However, while your law firm or legal vendor should be acutely wary of asking for gender, you are not prohibited from guessing the gender of respondents if you know their first name. In a survey on compensation, I assigned traditionally male names to “Male” and traditionally female names to “Female.” It seems a can’t miss guess with Thomas and Michael or Susan and Penelope. If I ran into an ambiguous first name or one that was unfamiliar to me, I looked them up on their firm’s website. So, I made sure to confirm Chris and Jean and R.J or Yun Shu. If no picture or clues appear on the firm’s website, LinkedIn and other online sources typically dredge up a shore or use a revealing pronoun.

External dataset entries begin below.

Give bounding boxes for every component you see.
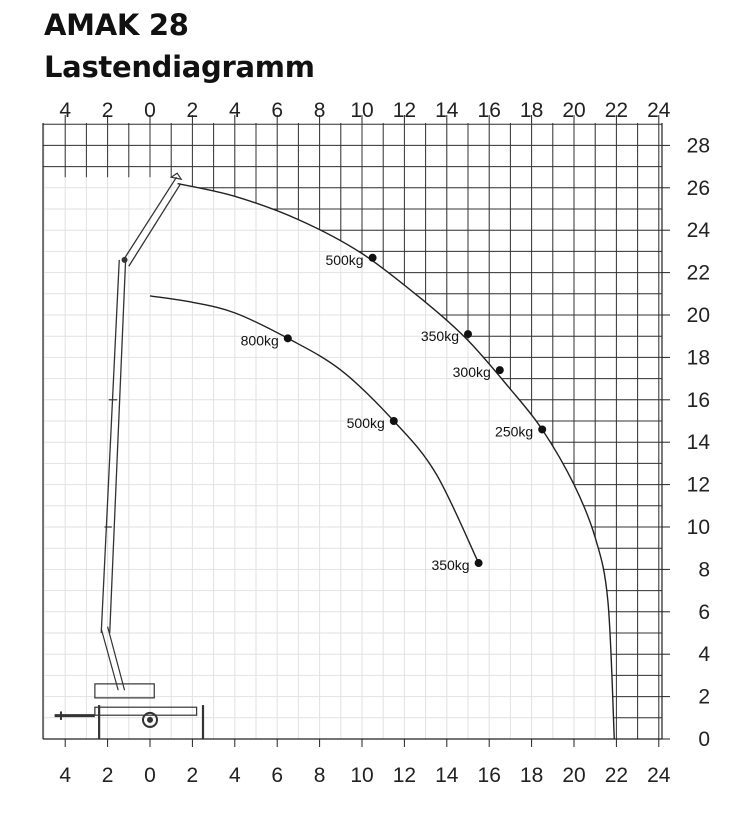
x-tick-label-top: 4 xyxy=(59,99,71,122)
fine-grid xyxy=(43,123,662,740)
boom-tip xyxy=(169,172,183,181)
x-tick-label-bottom: 12 xyxy=(393,764,416,787)
boom-joint xyxy=(121,256,128,263)
load-point xyxy=(368,253,377,262)
x-tick-label-top: 18 xyxy=(520,99,543,122)
crane-part xyxy=(122,176,178,261)
chart-title: AMAK 28 xyxy=(44,8,189,42)
trailer-wheel-hub xyxy=(147,716,153,723)
y-tick-label: 18 xyxy=(687,346,710,369)
y-tick-label: 12 xyxy=(687,474,710,497)
y-tick-label: 0 xyxy=(698,728,710,751)
chart-subtitle: Lastendiagramm xyxy=(44,50,315,84)
y-tick-label: 24 xyxy=(687,219,711,242)
crane-part xyxy=(107,626,126,691)
load-point-label: 500kg xyxy=(325,252,363,268)
load-curves xyxy=(149,182,615,740)
load-point-label: 350kg xyxy=(431,557,469,573)
crane-part xyxy=(100,259,120,634)
load-point-label: 800kg xyxy=(241,332,279,348)
crane-part xyxy=(100,628,119,691)
trailer-wheel xyxy=(142,711,158,728)
x-tick-label-bottom: 14 xyxy=(435,764,459,787)
inner-load-curve xyxy=(149,295,480,564)
x-tick-label-top: 24 xyxy=(647,99,671,122)
x-tick-label-bottom: 10 xyxy=(350,764,373,787)
x-tick-label-top: 2 xyxy=(102,99,114,122)
x-tick-label-top: 0 xyxy=(144,99,156,122)
x-tick-label-top: 12 xyxy=(393,99,416,122)
x-tick-label-bottom: 24 xyxy=(647,764,671,787)
y-tick-label: 14 xyxy=(687,431,711,454)
y-tick-label: 28 xyxy=(687,134,710,157)
x-tick-label-bottom: 0 xyxy=(144,764,156,787)
load-point-label: 250kg xyxy=(495,423,533,439)
x-tick-label-bottom: 20 xyxy=(562,764,585,787)
y-tick-label: 20 xyxy=(687,304,710,327)
x-tick-label-top: 2 xyxy=(187,99,199,122)
load-point xyxy=(495,366,504,375)
crane-part xyxy=(128,183,182,267)
x-tick-label-bottom: 2 xyxy=(187,764,199,787)
x-tick-label-bottom: 6 xyxy=(271,764,283,787)
y-tick-label: 26 xyxy=(687,177,710,200)
y-tick-label: 6 xyxy=(698,601,710,624)
y-tick-label: 16 xyxy=(687,389,710,412)
crane-turret xyxy=(94,683,155,699)
load-point-label: 350kg xyxy=(421,328,459,344)
load-point xyxy=(474,559,483,568)
y-tick-label: 8 xyxy=(698,558,710,581)
x-tick-label-top: 4 xyxy=(229,99,241,122)
x-tick-label-bottom: 22 xyxy=(605,764,628,787)
x-tick-label-bottom: 4 xyxy=(229,764,241,787)
load-point xyxy=(283,334,292,343)
x-tick-label-top: 22 xyxy=(605,99,628,122)
crane-drawing xyxy=(54,172,205,739)
x-tick-label-top: 8 xyxy=(314,99,326,122)
x-tick-label-top: 10 xyxy=(350,99,373,122)
load-point-label: 500kg xyxy=(347,415,385,431)
crane-part xyxy=(109,259,127,634)
load-points: 500kg 350kg 300kg 250kg 800kg 500kg 350kg xyxy=(241,252,547,573)
load-point xyxy=(464,330,472,339)
y-tick-label: 4 xyxy=(698,643,710,666)
outer-load-curve xyxy=(177,182,615,740)
x-tick-label-top: 16 xyxy=(478,99,501,122)
y-tick-label: 22 xyxy=(687,262,710,285)
y-tick-label: 2 xyxy=(698,686,710,709)
load-point xyxy=(538,425,547,434)
x-tick-label-bottom: 4 xyxy=(59,764,71,787)
x-tick-label-bottom: 8 xyxy=(314,764,326,787)
x-tick-label-top: 14 xyxy=(435,99,459,122)
y-tick-label: 10 xyxy=(687,516,710,539)
tick-labels: 4422002244668810101212141416161818202022… xyxy=(59,99,710,787)
x-tick-label-top: 20 xyxy=(562,99,585,122)
x-tick-label-bottom: 18 xyxy=(520,764,543,787)
load-point-label: 300kg xyxy=(453,364,491,380)
coarse-grid xyxy=(43,123,662,739)
x-tick-label-bottom: 16 xyxy=(478,764,501,787)
load-point xyxy=(389,417,398,425)
x-tick-label-top: 6 xyxy=(271,99,283,122)
x-tick-label-bottom: 2 xyxy=(102,764,114,787)
chart-frame xyxy=(42,115,670,747)
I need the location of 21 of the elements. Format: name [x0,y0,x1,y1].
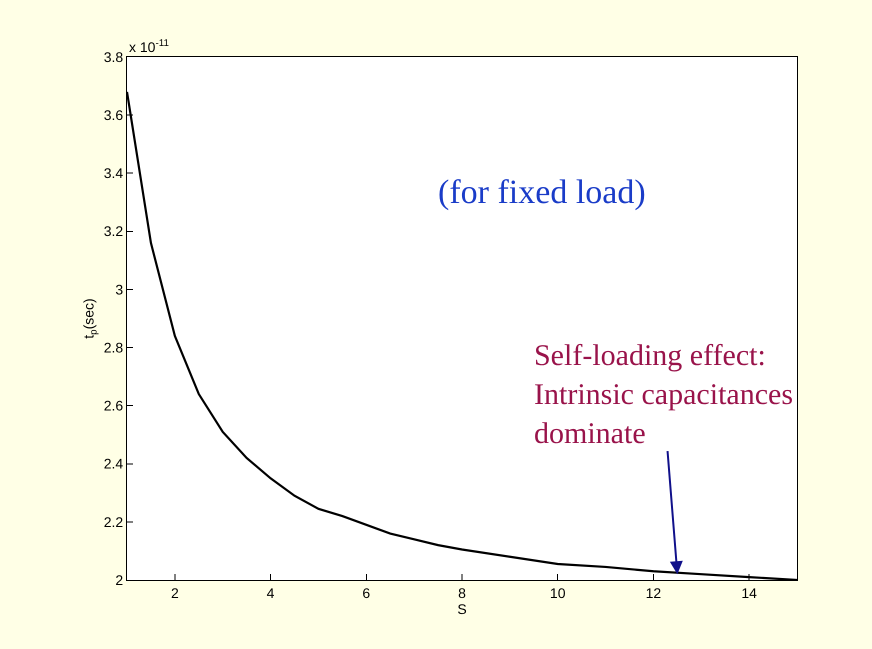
y-tick-label: 2.6 [104,398,124,414]
x-tick-label: 8 [458,584,466,601]
y-tick-label: 3.4 [104,165,124,182]
annotation: (for fixed load) [438,174,646,211]
y-tick-label: 2 [115,572,124,588]
x-tick-label: 2 [170,584,179,601]
y-tick-label: 2.4 [104,456,124,472]
text: x 10$^{-11}$ [129,38,169,55]
x-tick-label: 6 [362,584,370,601]
y-tick-label: 3.6 [104,107,124,124]
x-tick-label: 14 [741,584,758,601]
y-tick-label: 3.2 [104,223,124,240]
y-tick-label: 3.8 [104,48,124,65]
x-tick-label: 12 [646,584,662,601]
annotation: Self-loading effect: Intrinsic capacitances dominate [534,339,794,450]
y-tick-label: 2.2 [104,514,124,530]
x-axis-title: S [457,601,467,618]
y-tick-label: 3 [115,281,124,298]
y-tick-label: 2.8 [104,339,124,356]
x-tick-label: 4 [266,584,275,601]
x-tick-label: 10 [550,584,566,601]
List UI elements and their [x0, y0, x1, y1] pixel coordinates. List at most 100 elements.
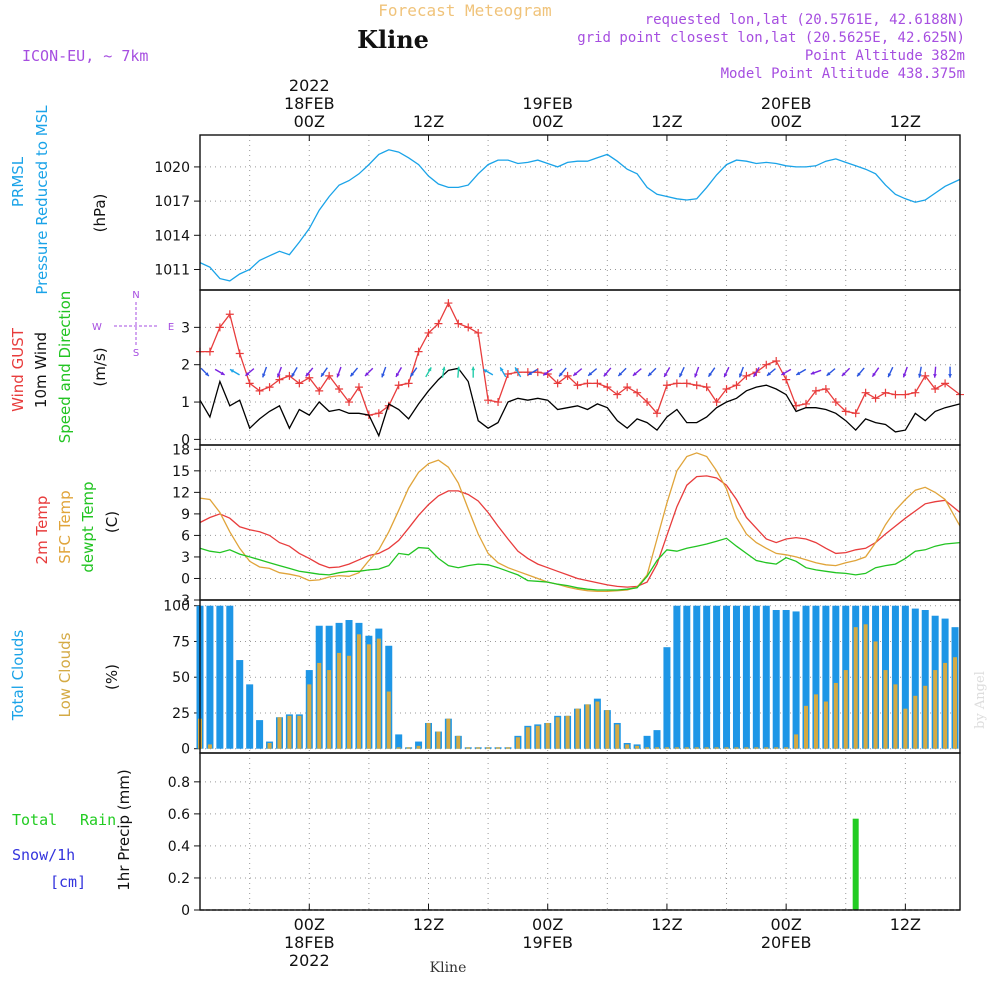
model-altitude: Model Point Altitude 438.375m — [721, 66, 965, 82]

Even the emails that respondents sent at the completion of the survey (see prior) often had a “she/her” usefully inserted. Presumably, too, if all other means of discovery had failed, I could have written the person to ask. My goal was not to disclose any individual’s personal information, or my supposition as to their gender. My goal was to aggregate data, such as median total compensation by gender.

As confirmation, we used an R library that draws on millions of census names. It attributes a probability of gender based on first names. I made sure that its probabilities fit with my assessments.

Why add gender as a categorical variable (see prior) to my survey data set? First, the distribution of participants (Chief Operating Officers of U.S. law firms) according to gender has interest – are there more women than men, more recently hired women than men, a pattern of titles for woman as compared to men, higher turnover of one gender or the other, etc. Many gender-based analyses and cross-tabulations come into play.

Second, compensation differences between men and woman are always newsworthy. Whether you want your survey to be hijacked by ideological controversy is another matter.

Third, you can carry out logistic regression with the binary factor. To what degree does gender predict base, bonus, or total compensation? Finally, at one point my colleague and I wrote to all the women, pointed out that they were outnumbered by male participants, and urged them to encourage their female counterparts to take the survey. That ability to subset the respondent group paid off.